For any contractor who has ever grumbled about the shortcomings of their Ford E-Series or Chevrolet Express cargo van, the 2012 Nissan NV is welcome news.
What all those aggravated work-van owners may not realize, however, is that they’re not alone in their frustration with the status quo, says Mike Hobson, Nissan’s director of commercial vehicles.
“Our research showed this segment had one of the lowest levels of owner satisfaction out there, largely because the most popular models on the market haven’t changed significantly in decades,” Hobson explains. “Just about every contractor we talked to was happy to give us a long list of things they didn’t like about their current van.”
In sketching out a vehicle that addressed those complaints, Nissan’s U.S.-based designers and engineers were starting with a blank slate. “That allowed us to build in a lot of qualities our main competitors can’t offer,” Hobson says. “Things like having the engine out front for easier servicing.”
The NV is filled with well-thought-out details designed for commercial users, from the water-resistant upholstery with specially reinforced wear strips on the outer edges of the seats to built-in mounting points for shelves and ladder racks. The NV also has vertical sidewalls to maximize cargo room, a standard rear step-bumper with a low step-in height, and more than 54 in. between the rear wheel wells, fitting 4-ft x 8-ft sheets of drywall with room to spare.
Initially, the NV will be offered with a single 146.1-in. wheelbase (an extended wheelbase version is about a year away) and three different load ratings, ranging from a light-duty 1500 version to heavy-duty 2500 HD and 3500 HD models. All three can be had with a low roof that offers 234 cu ft of cargo room. A high-roof model, which is offered only on the 2500 and 3500 models, offers 323 cu ft of load space and 75 in. of stand-up height.

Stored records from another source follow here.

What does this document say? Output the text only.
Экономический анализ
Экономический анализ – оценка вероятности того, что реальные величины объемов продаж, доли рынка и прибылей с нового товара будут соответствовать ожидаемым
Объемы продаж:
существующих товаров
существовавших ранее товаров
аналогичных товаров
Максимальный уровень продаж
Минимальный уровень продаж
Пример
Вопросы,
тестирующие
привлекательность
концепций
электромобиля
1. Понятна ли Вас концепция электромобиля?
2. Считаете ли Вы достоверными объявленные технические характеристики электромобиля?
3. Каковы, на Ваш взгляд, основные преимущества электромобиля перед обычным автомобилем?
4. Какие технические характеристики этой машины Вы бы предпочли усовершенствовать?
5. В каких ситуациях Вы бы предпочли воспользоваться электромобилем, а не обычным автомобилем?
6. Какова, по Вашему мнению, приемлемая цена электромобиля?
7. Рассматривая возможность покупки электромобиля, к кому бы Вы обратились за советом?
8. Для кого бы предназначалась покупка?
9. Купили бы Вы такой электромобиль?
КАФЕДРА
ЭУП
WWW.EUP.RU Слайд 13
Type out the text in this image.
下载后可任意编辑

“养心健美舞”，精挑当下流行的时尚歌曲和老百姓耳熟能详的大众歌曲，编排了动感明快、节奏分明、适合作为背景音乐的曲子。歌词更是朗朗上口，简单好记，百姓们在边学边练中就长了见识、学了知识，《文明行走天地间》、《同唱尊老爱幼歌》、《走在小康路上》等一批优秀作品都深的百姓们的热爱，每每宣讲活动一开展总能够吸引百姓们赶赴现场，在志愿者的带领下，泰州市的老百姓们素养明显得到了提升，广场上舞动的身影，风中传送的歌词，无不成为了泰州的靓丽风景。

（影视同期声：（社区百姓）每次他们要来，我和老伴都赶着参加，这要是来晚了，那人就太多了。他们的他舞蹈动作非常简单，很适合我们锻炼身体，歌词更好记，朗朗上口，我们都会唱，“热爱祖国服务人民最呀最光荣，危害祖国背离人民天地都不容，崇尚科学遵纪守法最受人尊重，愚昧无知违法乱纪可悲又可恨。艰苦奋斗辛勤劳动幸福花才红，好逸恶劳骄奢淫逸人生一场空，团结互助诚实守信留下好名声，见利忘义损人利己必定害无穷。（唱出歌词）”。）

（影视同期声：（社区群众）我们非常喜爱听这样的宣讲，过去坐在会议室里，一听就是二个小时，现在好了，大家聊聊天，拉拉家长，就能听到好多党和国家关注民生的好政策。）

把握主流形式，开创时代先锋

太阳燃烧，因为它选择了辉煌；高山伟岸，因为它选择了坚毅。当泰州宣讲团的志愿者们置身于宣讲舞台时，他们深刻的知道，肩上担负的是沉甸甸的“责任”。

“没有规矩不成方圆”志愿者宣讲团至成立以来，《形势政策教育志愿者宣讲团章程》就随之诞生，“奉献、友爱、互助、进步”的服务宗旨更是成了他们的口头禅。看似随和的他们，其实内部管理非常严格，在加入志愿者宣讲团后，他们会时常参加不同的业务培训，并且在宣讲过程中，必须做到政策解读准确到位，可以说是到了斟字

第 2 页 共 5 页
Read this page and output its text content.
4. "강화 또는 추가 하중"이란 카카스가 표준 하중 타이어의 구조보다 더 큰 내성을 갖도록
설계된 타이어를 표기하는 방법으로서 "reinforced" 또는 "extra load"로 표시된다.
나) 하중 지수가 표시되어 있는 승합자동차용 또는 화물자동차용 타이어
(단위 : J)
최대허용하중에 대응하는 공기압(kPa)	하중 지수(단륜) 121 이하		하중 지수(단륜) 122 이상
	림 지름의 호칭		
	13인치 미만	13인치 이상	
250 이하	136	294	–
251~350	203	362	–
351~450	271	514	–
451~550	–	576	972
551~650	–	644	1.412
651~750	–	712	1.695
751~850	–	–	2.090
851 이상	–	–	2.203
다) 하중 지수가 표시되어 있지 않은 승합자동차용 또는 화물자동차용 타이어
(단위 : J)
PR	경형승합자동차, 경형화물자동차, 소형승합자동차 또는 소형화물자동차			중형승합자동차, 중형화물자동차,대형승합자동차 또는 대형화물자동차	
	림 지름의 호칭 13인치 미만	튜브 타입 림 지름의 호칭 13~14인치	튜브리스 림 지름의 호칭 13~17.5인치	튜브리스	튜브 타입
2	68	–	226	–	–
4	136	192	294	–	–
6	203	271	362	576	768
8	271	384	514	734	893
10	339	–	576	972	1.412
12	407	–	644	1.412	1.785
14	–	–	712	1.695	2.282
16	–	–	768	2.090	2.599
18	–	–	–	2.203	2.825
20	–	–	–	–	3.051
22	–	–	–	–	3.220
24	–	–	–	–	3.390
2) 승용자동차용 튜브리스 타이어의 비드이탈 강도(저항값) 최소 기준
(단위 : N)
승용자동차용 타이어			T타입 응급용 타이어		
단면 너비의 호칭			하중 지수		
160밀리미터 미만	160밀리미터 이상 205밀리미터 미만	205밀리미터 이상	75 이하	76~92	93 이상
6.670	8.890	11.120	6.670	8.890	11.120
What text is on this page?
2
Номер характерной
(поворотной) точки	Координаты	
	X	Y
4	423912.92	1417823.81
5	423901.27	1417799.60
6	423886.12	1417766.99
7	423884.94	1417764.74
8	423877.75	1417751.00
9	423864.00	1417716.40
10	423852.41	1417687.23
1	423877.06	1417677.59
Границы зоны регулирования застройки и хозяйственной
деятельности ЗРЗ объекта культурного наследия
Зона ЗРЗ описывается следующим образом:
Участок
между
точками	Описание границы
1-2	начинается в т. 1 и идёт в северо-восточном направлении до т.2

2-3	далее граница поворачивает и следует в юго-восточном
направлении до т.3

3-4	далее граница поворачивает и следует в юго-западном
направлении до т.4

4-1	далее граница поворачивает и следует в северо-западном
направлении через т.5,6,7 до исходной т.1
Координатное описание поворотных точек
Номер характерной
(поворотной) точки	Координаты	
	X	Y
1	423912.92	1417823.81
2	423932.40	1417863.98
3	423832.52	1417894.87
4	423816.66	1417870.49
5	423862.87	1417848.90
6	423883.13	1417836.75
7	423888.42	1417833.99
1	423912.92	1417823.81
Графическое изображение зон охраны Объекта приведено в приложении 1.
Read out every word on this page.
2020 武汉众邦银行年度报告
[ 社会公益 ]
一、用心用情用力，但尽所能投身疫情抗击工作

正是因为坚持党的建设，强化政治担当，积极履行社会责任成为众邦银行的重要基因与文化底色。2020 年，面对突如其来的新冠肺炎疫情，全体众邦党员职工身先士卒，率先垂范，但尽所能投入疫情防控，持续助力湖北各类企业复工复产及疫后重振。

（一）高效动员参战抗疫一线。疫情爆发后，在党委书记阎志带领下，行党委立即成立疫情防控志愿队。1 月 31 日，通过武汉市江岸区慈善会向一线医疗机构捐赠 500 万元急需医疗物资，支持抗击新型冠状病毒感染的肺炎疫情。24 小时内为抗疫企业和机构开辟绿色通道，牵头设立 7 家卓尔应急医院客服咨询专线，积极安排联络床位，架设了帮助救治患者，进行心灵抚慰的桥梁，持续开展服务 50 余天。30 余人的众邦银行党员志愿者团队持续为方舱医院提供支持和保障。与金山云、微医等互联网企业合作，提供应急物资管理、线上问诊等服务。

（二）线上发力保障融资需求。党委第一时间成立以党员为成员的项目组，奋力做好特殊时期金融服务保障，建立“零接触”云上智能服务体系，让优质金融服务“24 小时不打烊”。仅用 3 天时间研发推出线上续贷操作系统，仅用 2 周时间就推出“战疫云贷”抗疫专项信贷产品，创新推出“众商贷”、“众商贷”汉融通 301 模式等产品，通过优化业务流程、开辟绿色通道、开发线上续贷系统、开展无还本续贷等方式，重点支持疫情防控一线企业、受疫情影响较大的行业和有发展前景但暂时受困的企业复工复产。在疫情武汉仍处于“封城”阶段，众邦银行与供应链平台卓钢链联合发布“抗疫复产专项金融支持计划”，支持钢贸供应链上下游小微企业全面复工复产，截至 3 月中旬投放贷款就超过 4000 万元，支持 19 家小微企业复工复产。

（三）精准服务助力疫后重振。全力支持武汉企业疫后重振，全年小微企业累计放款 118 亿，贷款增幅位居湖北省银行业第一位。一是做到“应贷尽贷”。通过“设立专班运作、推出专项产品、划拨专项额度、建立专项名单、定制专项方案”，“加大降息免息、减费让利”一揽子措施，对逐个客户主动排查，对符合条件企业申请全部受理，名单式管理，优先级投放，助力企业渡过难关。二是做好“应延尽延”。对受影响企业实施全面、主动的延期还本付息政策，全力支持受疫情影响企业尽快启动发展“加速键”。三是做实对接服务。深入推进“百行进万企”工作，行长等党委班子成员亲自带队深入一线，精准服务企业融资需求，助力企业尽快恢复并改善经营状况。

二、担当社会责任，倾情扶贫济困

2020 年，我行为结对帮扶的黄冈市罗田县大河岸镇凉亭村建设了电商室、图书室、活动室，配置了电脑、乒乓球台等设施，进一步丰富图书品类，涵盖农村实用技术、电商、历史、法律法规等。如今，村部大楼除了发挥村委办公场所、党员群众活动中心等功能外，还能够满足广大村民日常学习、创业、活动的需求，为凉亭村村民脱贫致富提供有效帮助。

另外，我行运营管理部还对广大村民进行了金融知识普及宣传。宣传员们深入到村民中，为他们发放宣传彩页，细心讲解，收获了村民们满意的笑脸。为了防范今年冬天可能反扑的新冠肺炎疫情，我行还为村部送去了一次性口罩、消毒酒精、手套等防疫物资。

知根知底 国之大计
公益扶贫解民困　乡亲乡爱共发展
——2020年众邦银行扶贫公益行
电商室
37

Under the hood, buyers have a choice of a 261-horsepower, 4.0-liter V-6 or 317-hp, 5.6-liter V-8. A five-speed automatic transmission and rear-wheel drive round out powertrain details. Properly equipped, the NV can tow an impressive 9,500 lb.
Two different trim levels are available, including the top-of-the-line SV, which comes standard with ultrasonic rear-parking assist, a power driver’s seat and fold-flat front passenger seat. It also has a lockable center console with room for a laptop and hanging files, keyless entry and a pair of 120-volt, 400-watt AC outlets. Options include side-impact and side-curtain airbags, rearview camera, touch-screen navigation system and Bluetooth.
Several no-charge upfit packages from Adrian Steel are also available, including a cab partition, adjustable shelves and ladder racks. Buyers with no need for hardware can opt for a free exterior graphics package or a $300 credit toward the purchase price. The NV, starting at $24,590, will save you between $270 and $1,800 compared to Chevrolet and Ford and as much as $9,300 over a comparable Freightliner Sprinter 3500.
We spent time behind the wheel of the NV and found it to be very like a pickup, with plenty of head and leg room in the cab. Large window openings, big side mirrors with built-in convex inserts and the optional rearview camera offer good visibility. Equipped with the 5.6-liter V-8, the NV has the guts to haul just about anything. Performance with the 4.0-liter V-6 also is surprisingly good, though it’s obviously best suited to lighter-duty applications. Steering is nicely weighted, and the turning circle is remarkably small for such a large vehicle.
The NV—which began rolling off Nissan’s Mississippi assembly lines late last month—goes on sale from select Nissan-certified commercial vehicle dealers at the end of February.